Even the organized Left, both in the US and much of Western Europe, played its role in this transformation. Varoufakis argues that Left and Labor parties "saw the rivers of privately minted money that the financial sector was printing (while labour was squeezed and real estate prices soared) and thought they could harness some of it in order to pursue social democratic policies! ...Let finance free to do as it pleased and then tap into some of its proceeds to fund the welfare state. That was their game and, at the time, it seemed to them a better idea, more fathomable, than having to be constantly in conflict with industrialists, seeking to tax them in order to redistribute. In contrast, bankers were quite easy going. As long as the leftist politicians let them do as they pleased.... Alas, to be allowed that small portion  [t]hey had to shed their distrust for unfettered financial, labour and real estate markets And so, when in 2008 the tsunamis of capital produced by Wall Street, the City and Frankfurt crashed and burnt, Europe¹s Social Democratic side of politics did not have the mental tools, or moral values, with which to subject the collapsing system to critical scrutiny."

This transformation relied on more than economic discourse. Brown University political economist Mark Blyth has argued in The Great Transformations, "In moments of crises when agents are uncertain about their interests they resort to repertoires of action that resonate with their core identities."  Corporate inspired attacks on "big government" resonated with nationalist and fundamentalist attacks on liberalism for its purported support of the racial and life style minorities emerging politically in the late sixties and seventies. In subsequent years immigration has emerged as a hot button issue that encouraged vilification of another minority and thereby defused potential radical economic currents.

A More Egalitarian Future?

However discouraging this journey may seem, it does point up several zones of vulnerability in the current order. Progress is being made on the social issues. Immigration has added to the political resources progressives might be able to mobilize. Occupy Wall Street has raised issues of corporate power, capital mobility, and finance regulation in ways that might resonate with a majority.  The collapse of manufacturing firms, traumatic as it is, also gives opportunities for direct forms of worker control and ownership, especially in a climate where bailout of financial institutions has become common.

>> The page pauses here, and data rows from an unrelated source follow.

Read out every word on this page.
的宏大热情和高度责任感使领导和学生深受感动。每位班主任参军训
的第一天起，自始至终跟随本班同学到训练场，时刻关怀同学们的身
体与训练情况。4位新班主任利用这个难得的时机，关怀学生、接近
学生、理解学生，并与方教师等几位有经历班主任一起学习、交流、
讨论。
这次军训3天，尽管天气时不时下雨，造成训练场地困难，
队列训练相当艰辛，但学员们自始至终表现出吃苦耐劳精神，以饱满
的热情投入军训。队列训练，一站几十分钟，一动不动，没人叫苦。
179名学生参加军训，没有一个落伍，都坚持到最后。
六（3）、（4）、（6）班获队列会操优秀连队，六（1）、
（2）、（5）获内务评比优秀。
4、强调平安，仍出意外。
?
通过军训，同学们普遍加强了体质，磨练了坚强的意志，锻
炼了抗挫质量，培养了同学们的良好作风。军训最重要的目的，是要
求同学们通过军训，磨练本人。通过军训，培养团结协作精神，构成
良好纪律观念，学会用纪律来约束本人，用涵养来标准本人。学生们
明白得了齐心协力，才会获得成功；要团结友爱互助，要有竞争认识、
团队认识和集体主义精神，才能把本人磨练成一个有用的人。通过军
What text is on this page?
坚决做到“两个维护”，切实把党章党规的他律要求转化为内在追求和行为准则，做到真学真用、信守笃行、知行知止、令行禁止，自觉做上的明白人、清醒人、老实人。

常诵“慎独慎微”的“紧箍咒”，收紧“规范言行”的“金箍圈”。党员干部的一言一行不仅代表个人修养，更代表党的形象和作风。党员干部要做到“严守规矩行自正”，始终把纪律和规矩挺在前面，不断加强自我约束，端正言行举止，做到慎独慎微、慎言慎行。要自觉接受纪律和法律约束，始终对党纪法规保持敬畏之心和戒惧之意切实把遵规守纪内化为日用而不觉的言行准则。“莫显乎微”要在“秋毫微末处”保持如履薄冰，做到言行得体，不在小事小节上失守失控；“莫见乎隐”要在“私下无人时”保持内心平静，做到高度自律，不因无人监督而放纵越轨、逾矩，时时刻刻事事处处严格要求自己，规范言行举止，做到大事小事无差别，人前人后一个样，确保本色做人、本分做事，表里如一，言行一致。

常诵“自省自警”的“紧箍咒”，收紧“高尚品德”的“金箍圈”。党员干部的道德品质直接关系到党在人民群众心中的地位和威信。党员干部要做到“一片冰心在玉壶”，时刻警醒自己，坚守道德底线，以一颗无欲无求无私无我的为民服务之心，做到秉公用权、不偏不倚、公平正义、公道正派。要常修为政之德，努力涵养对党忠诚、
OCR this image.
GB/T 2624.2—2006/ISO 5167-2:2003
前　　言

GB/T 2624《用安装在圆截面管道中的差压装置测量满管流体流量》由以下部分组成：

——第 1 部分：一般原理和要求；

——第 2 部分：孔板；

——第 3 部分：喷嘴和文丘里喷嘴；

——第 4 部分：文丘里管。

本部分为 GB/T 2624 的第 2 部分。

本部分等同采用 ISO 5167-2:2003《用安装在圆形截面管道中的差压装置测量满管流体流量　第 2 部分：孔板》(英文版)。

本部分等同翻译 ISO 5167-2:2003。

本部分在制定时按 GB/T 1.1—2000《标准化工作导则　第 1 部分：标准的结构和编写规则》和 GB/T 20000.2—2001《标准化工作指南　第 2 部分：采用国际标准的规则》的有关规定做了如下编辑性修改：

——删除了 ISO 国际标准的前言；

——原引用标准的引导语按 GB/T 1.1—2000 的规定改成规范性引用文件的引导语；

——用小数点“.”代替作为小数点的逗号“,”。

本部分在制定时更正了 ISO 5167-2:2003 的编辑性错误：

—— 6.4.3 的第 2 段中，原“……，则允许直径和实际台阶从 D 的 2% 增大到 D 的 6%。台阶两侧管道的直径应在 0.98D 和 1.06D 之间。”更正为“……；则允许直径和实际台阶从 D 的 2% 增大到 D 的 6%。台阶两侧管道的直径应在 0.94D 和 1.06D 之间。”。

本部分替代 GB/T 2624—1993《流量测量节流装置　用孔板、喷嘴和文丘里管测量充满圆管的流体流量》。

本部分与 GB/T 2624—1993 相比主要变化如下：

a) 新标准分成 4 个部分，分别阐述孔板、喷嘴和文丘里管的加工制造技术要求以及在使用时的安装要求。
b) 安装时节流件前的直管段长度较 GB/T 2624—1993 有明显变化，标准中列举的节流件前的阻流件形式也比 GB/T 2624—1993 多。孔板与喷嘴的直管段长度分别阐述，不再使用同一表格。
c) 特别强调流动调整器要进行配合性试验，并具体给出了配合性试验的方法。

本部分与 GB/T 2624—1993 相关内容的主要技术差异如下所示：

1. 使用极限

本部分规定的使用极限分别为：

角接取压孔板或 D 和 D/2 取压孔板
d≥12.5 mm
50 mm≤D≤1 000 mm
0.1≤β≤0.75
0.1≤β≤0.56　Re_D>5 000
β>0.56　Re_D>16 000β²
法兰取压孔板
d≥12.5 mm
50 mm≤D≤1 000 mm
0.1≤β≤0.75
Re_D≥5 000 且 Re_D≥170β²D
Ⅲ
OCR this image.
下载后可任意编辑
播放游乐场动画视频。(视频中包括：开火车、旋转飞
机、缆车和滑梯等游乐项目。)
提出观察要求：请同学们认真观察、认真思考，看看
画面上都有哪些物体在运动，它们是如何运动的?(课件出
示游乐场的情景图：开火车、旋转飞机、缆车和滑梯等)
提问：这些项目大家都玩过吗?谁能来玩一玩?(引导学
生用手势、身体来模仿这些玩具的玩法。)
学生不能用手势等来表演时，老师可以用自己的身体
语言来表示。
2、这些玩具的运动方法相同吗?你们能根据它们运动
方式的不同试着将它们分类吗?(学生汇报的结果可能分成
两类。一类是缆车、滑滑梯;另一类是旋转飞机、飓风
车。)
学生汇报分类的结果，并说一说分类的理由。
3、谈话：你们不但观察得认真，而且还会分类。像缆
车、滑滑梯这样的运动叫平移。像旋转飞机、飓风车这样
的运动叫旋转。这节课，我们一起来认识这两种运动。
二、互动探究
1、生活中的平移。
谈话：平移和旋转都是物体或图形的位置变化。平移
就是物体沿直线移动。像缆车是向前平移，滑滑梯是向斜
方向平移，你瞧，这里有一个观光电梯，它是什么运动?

Other religious currents have raised issues of social justice, and dissenting currents even within fundamentalist theologies have expressed concerns about the future of God's Creation.  The philosophical and theological grounds on which future coalitions may grow are shifting and contested, but respectful debate among those committed to a more egalitarian and sustainable future can strengthen the resolve.

Along these lines, paradoxically the environmental crisis may offer some hope on the political economy front. The inability of unregulated markets to handle these complex issues is becoming apparent to more of us along with the need for a government planned and financed green agenda. There are ample resources and causes with and for which to organize. Perhaps Hayek's greatest contribution is the lesson of perseverance even in dark times.